College Prep Timeline For The Arts: August

The monthly planning guide for visual & performing arts students


As we approach the final weeks of summer, anticipation is in the air for the school year ahead. By spending just a little time each month identifying your objectives, planning ahead, and taking action, you’ll be impressed by how much you can accomplish over the course of the entire school year. Whether you’re about to enter your freshman year in high school or in college, this is an exciting time in your life, so fulfill your goals one step at a time and enjoy the journey!


Senior Arts Students — This is your time. You’ve been preparing for years and now college is almost here. You may be feeling a range of emotions from excited and happy to nervous and fear of the unknown. Just know that it’s perfectly natural and most students are going through the same thing. So open yourself up to meeting all types of people and broadening your experiences. Dedicate yourself to your work and your art, and treat this as a special time… because it is!

Senior Parents — Prepare your student and yourself. Books, bedding, clothing, supplies, encouragement, love… you probably have a good sense of what your child will need to begin his or her college freshman year. But many parents forget to anticipate their own emotional state. Separation anxiety is only natural, especially if this is your first time sending a child off to college. Keep in mind there is an adjustment period, so have patience, stay busy, and remember that one of the best gifts you can give your child is a sense of independence.


Junior Arts Students — Start working now on your application essays. Compose rough drafts of the essays you’ll need for your college applications. The Common App is a free, online application used by over 400 colleges and universities, so see if it applies to your situation. It’s a good idea to have a teacher read and discuss essays with you so you can see which areas need work. Make revisions to your application essays and prepare final drafts. Remember to proofread the final essays. Then proofread them again.
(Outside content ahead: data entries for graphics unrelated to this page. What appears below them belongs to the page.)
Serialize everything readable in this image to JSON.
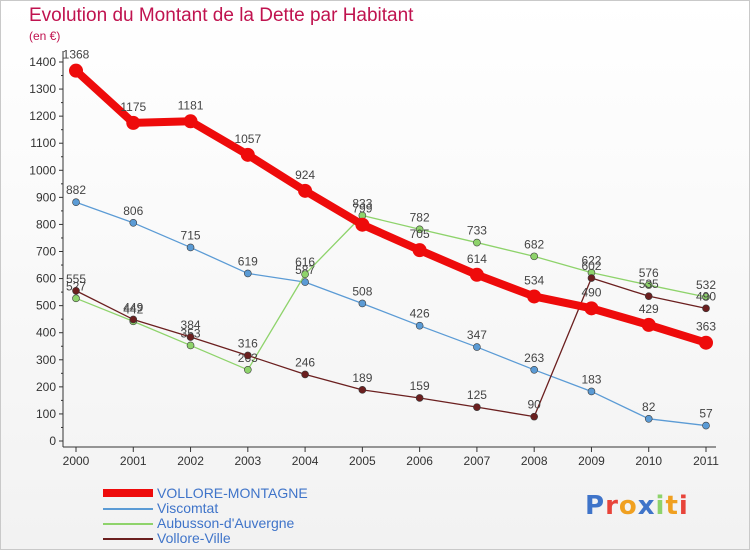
{
  "header": {
    "title": "Evolution du Montant de la Dette par Habitant",
    "unit": "(en €)"
  },
  "logo": {
    "text": "Proxiti"
  },
  "colors": {
    "title": "#c0134f",
    "legend_text": "#3f74c9",
    "axis": "#333333",
    "grid": "#e2e2e2"
  },
  "chart_data": {
    "type": "line",
    "title": "Evolution du Montant de la Dette par Habitant",
    "ylabel": "(en €)",
    "x": [
      "2000",
      "2001",
      "2002",
      "2003",
      "2004",
      "2005",
      "2006",
      "2007",
      "2008",
      "2009",
      "2010",
      "2011"
    ],
    "ylim": [
      0,
      1400
    ],
    "yticks": [
      0,
      100,
      200,
      300,
      400,
      500,
      600,
      700,
      800,
      900,
      1000,
      1100,
      1200,
      1300,
      1400
    ],
    "grid": false,
    "legend_position": "bottom-left",
    "series": [
      {
        "name": "Viscomtat",
        "color": "#5b9bd5",
        "values": [
          882,
          806,
          715,
          619,
          587,
          508,
          426,
          347,
          263,
          183,
          82,
          57
        ]
      },
      {
        "name": "Aubusson-d'Auvergne",
        "color": "#8ed36b",
        "values": [
          527,
          442,
          353,
          263,
          616,
          833,
          782,
          733,
          682,
          622,
          576,
          532
        ]
      },
      {
        "name": "Vollore-Ville",
        "color": "#6b1f1f",
        "values": [
          555,
          449,
          384,
          316,
          246,
          189,
          159,
          125,
          90,
          602,
          535,
          490
        ]
      },
      {
        "name": "VOLLORE-MONTAGNE",
        "color": "#ee0b0b",
        "values": [
          1368,
          1175,
          1181,
          1057,
          924,
          799,
          705,
          614,
          534,
          490,
          429,
          363
        ]
      }
    ]
  },
  "legend": [
    {
      "name": "VOLLORE-MONTAGNE",
      "color": "#ee0b0b",
      "thickness": "thick"
    },
    {
      "name": "Viscomtat",
      "color": "#5b9bd5",
      "thickness": "thin"
    },
    {
      "name": "Aubusson-d'Auvergne",
      "color": "#8ed36b",
      "thickness": "thin"
    },
    {
      "name": "Vollore-Ville",
      "color": "#6b1f1f",
      "thickness": "thin"
    }
  ]
}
Junior Parents — Help plan for submissions. Keep your child on track with test preparation, if needed. He or she should begin planning and/or assembling any supplemental submissions that will be needed, such as prescreen videos or portfolios. Review and update the list of target schools that you and your child have been developing. Record the pros and cons of each school.


Sophomore Arts Students — Refresh and reconsider. The summer break lets you step back and get some perspective on where you are in school and where you see yourself heading this year in preparation for college. It’s a good time to re-evaluate and refocus your academic and art efforts so that you can be sure you’re on track to accomplish your goals.

Sophomore Parents — Do some early research with your student. You can find all of the college entrance information you need online, as well as applications to many institutions. Summer is a great time for you and your child to check out some of the sites, plan future visits, and bookmark your favorites.


Freshman Arts Students — Discuss college savings. Talk to your parents about planning for college expenses. If your family has set up a savings plan for you, continue to add to it whenever possible. If not, there’s never a better time to start saving for college than now. You and your parents can use an online financial planning calculator to help assess the current savings situation and plan for the future.

Freshman Parents — Talk about financial participation. Now that your student is in high school, it’s important that he or she understand financial roles and responsibilities. Exactly what that role entails is entirely up to you, depending on your personal situation. Whether circumstances call for monetary contributions or simply keeping a tight reign on expenses, now is a good time to clearly communicate the needs and expectations.